Victorian elevator workers locked out
Some 160 maintenance and construction workers at Otis Elevators in Victoria’s capital Melbourne have been locked out for three weeks. The lockout was the company’s response to authorised stoppages and work bans in October by members of the Australian Manufacturing Union and the Electrical Trades Union in an enterprise agreement dispute. Workers and supporters are picketing the company’s headquarters in South Melbourne.
Otis workers are opposed to the company’s attempt to scrap an existing agreement clause limiting casual employment to 12 weeks. The company wants to increase its use of casual workers and is demanding current employees be available on any five days out of seven. It also wants to extend the working week by two hours. The company has offered a pay increase of only 1 percent in the first year of the new agreement.
Medical imaging workers in Tasmania stop work
Regional Imaging Limited employees held stop work meetings in the Tasmanian cities of Burnie, Launceston and Hobart on November 18, 19 and 20 respectively over the company’s “non-negotiable” enterprise agreement offer. Management wants increased working hours to include weekends but without penalty rates payments.
The industrial action follows a year of failed enterprise agreement negotiations between the company and the Health and Community Services Union.
New Zealand supermarket workers protest
Workers at the supermarket chain PAK’nSAVE’s Porirua store on New Zealand’s North Island picketed the premises on November 15 and 16 in a dispute for a pay rise. Members of FIRST Union complained that the company’s latest pay offer for a checkout operator was one dollar an hour less than competitors and 55 cents an hour less than other PAK’nSAVE stores.

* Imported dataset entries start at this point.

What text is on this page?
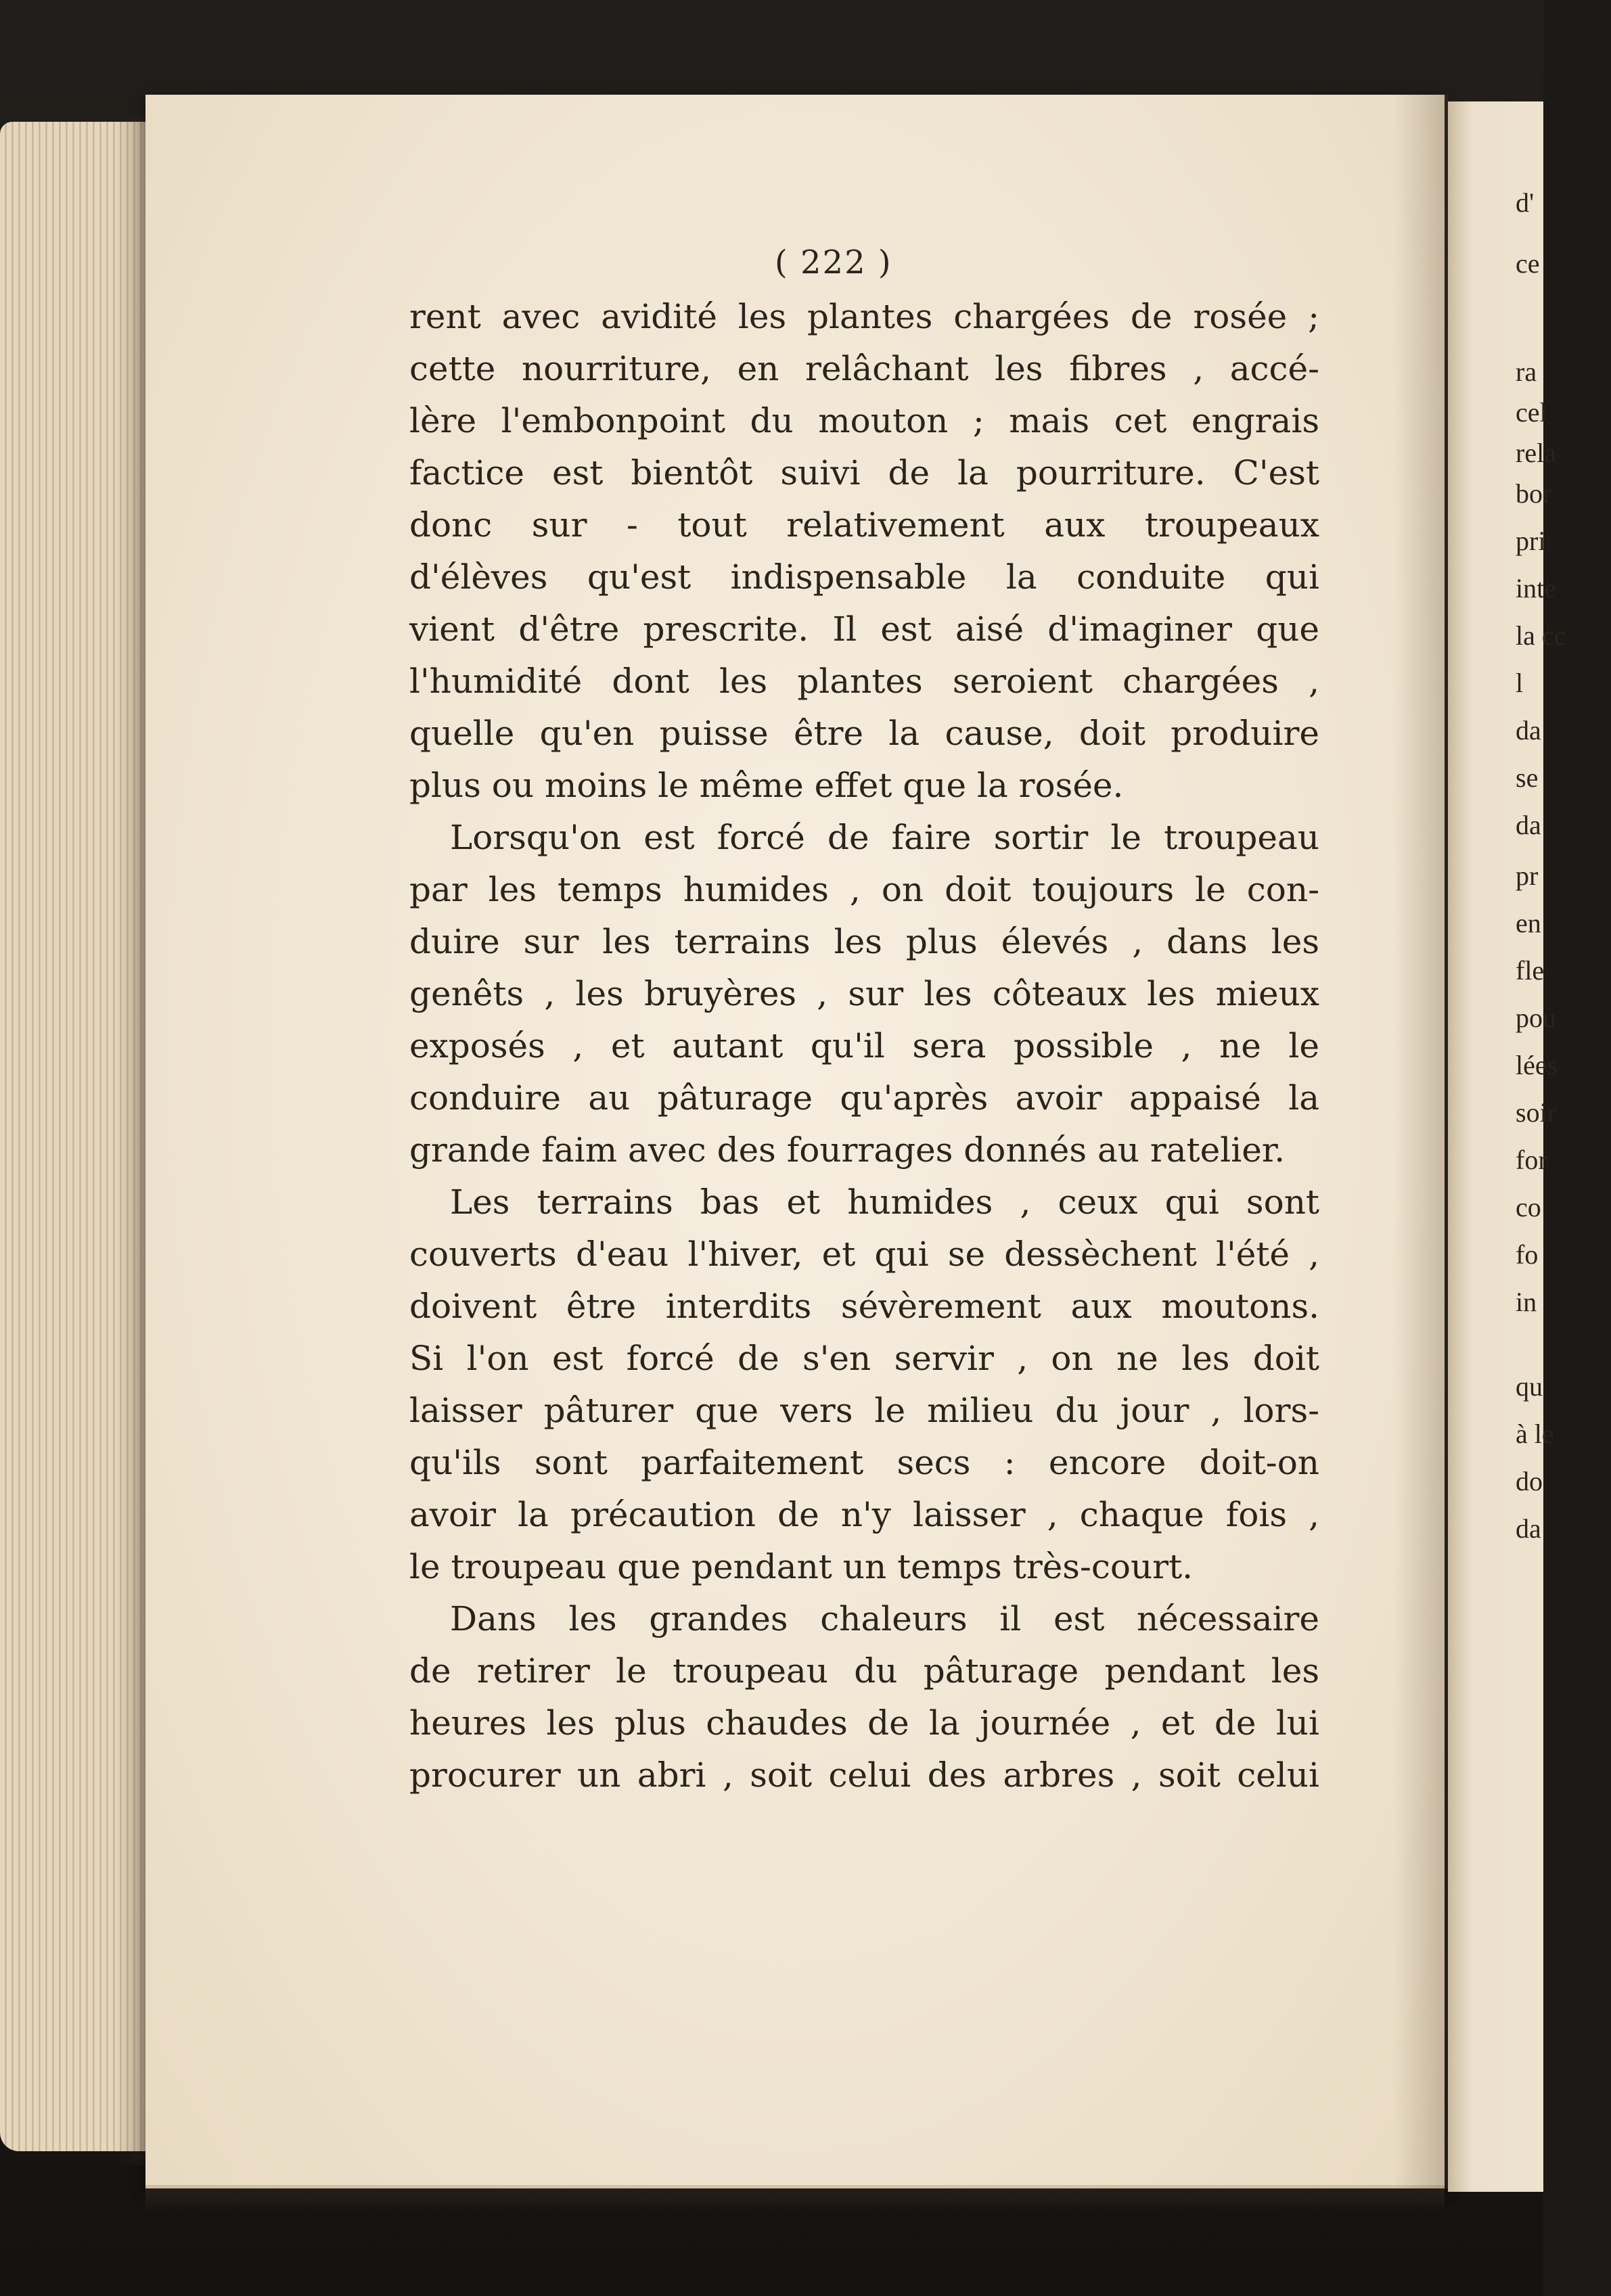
d'
ce
ra
cel
rela
bor
pri
inte
la cc
l
da
se
da
pr
en
fle
pou
lées
soir
for
co
fo
in
qu
à le
do
da

( 222 )

rent avec avidité les plantes chargées de rosée ;
cette nourriture, en relâchant les fibres , accé-
lère l'embonpoint du mouton ; mais cet engrais
factice est bientôt suivi de la pourriture. C'est
donc sur - tout relativement aux troupeaux
d'élèves qu'est indispensable la conduite qui
vient d'être prescrite. Il est aisé d'imaginer que
l'humidité dont les plantes seroient chargées ,
quelle qu'en puisse être la cause, doit produire
plus ou moins le même effet que la rosée.
Lorsqu'on est forcé de faire sortir le troupeau
par les temps humides , on doit toujours le con-
duire sur les terrains les plus élevés , dans les
genêts , les bruyères , sur les côteaux les mieux
exposés , et autant qu'il sera possible , ne le
conduire au pâturage qu'après avoir appaisé la
grande faim avec des fourrages donnés au ratelier.
Les terrains bas et humides , ceux qui sont
couverts d'eau l'hiver, et qui se dessèchent l'été ,
doivent être interdits sévèrement aux moutons.
Si l'on est forcé de s'en servir , on ne les doit
laisser pâturer que vers le milieu du jour , lors-
qu'ils sont parfaitement secs : encore doit-on
avoir la précaution de n'y laisser , chaque fois ,
le troupeau que pendant un temps très-court.
Dans les grandes chaleurs il est nécessaire
de retirer le troupeau du pâturage pendant les
heures les plus chaudes de la journée , et de lui
procurer un abri , soit celui des arbres , soit celui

Instead of organising concrete industrial action, FIRST Union is calling on customers to shop at competing stores until the store owner “decides it is time to pay his workers a decent wage.”
Staff at Papua New Guinea’s parliament strike over pay anomalies
National parliament employees in Port Moresby stopped worked on November 14 and demanded an explanation over back payment of salaries under the new salary structure, including their new grade levels and salary rates. A letter containing all grievances was handed to the parliamentary clerk. According to workers, their salaries were not adjusted in January when the new structure was implemented.